Viewpoint

NFL’s offensive name

From an editorial Friday in the Washington Post:

Legal scholars raised intriguing questions Wednesday after a federal judge ruled that Washington’s pro football team could no longer trademark the name “Redskins.” Issues of freedom of speech were debated. Precedents including Confederate flag license plates were cited.

All very interesting, as we say. But the question that first occurred to us, as we listened to team executives once again rise to the defense of the team’s offensive name, was: Do they really not get it? The glory of their history, the passion of their fans, the purity of their hearts – none of that matters any more.

U.S. District Court Judge Gerald Bruce Lee was affirming what everyone knows: “Redskins” is a slur. You would not dream of saying it, face to face, to a Native American, so why do team officials think it is OK for a football team?

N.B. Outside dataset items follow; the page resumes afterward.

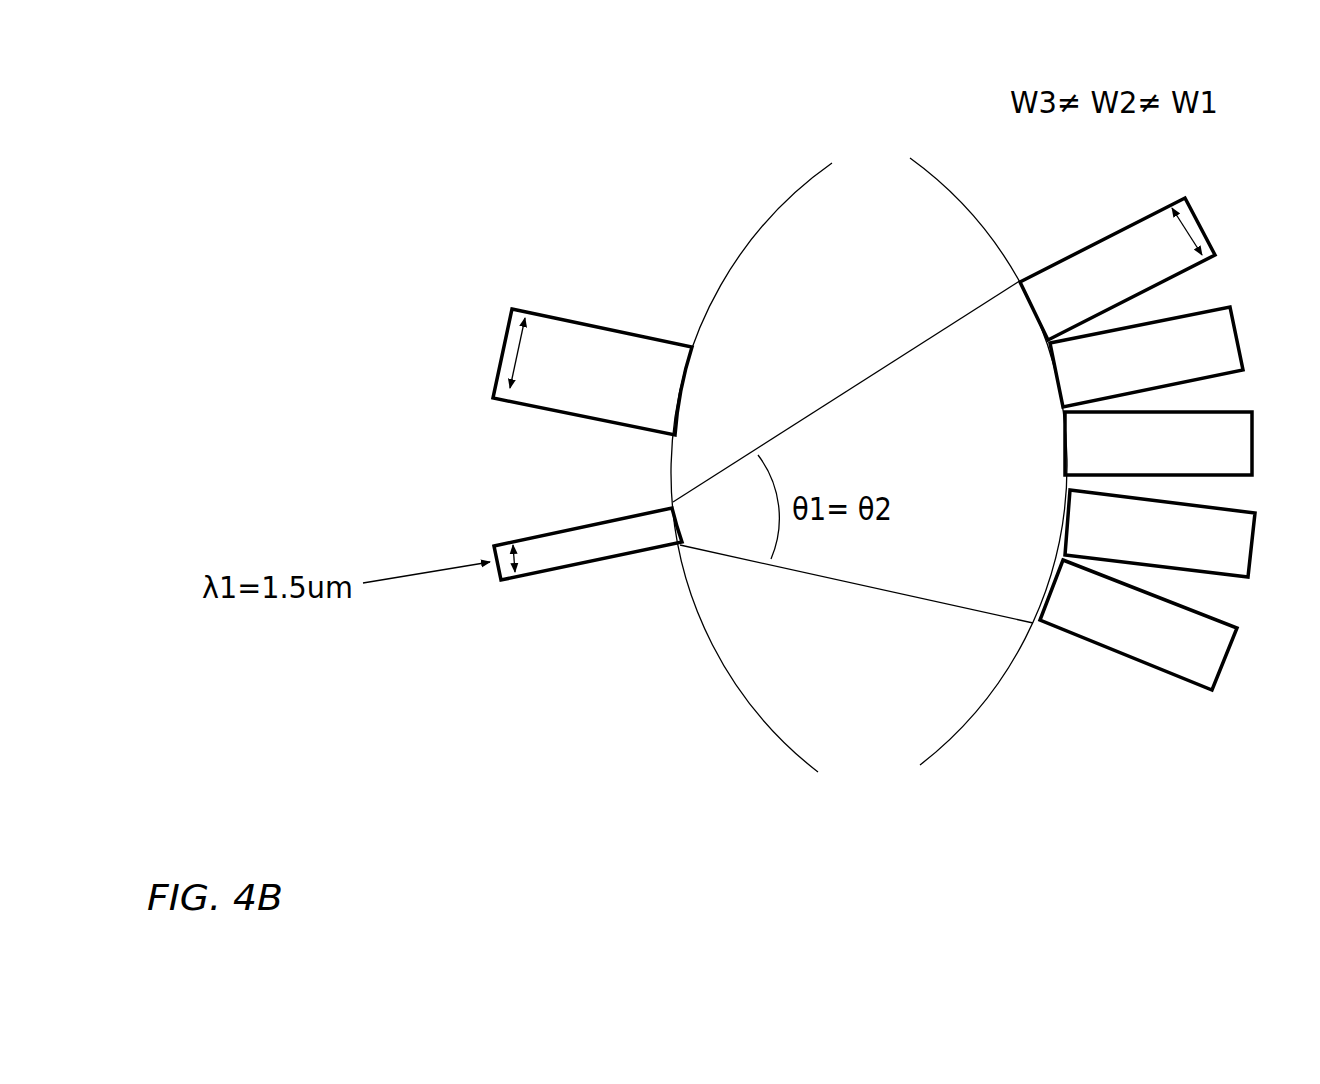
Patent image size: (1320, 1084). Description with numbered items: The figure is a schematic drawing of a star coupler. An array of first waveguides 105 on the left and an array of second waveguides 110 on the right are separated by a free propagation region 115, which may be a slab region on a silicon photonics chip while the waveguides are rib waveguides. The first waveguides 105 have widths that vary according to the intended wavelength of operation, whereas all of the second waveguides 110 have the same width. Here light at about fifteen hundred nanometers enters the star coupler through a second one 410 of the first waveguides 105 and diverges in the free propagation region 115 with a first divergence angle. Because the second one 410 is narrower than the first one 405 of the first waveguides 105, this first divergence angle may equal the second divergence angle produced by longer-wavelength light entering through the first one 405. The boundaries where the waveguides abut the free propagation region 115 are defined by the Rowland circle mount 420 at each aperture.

The first waveguides 105 is at (590, 563).
The second waveguides 110 is at (1253, 812).
The free propagation region 115 is at (869, 527).
The first one of the first waveguides 405 is at (615, 328).
The second one of the first waveguides 410 is at (583, 562).
The Rowland circle mount 420 is at (767, 221).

Common decency hasn’t swayed Snyder not to use a name that is clearly insulting, but at some point shouldn’t someone in his front office point out the costs of prolonging the controversy: the money spent on lawyers, the demeaning public relations gimmickry, the constant distraction of trying to defend the indefensible? Shouldn’t someone in the National Football League be thinking about the impact to the league’s beleaguered image?

No matter what a court eventually determines, the damage caused by using a hurtful name will continue.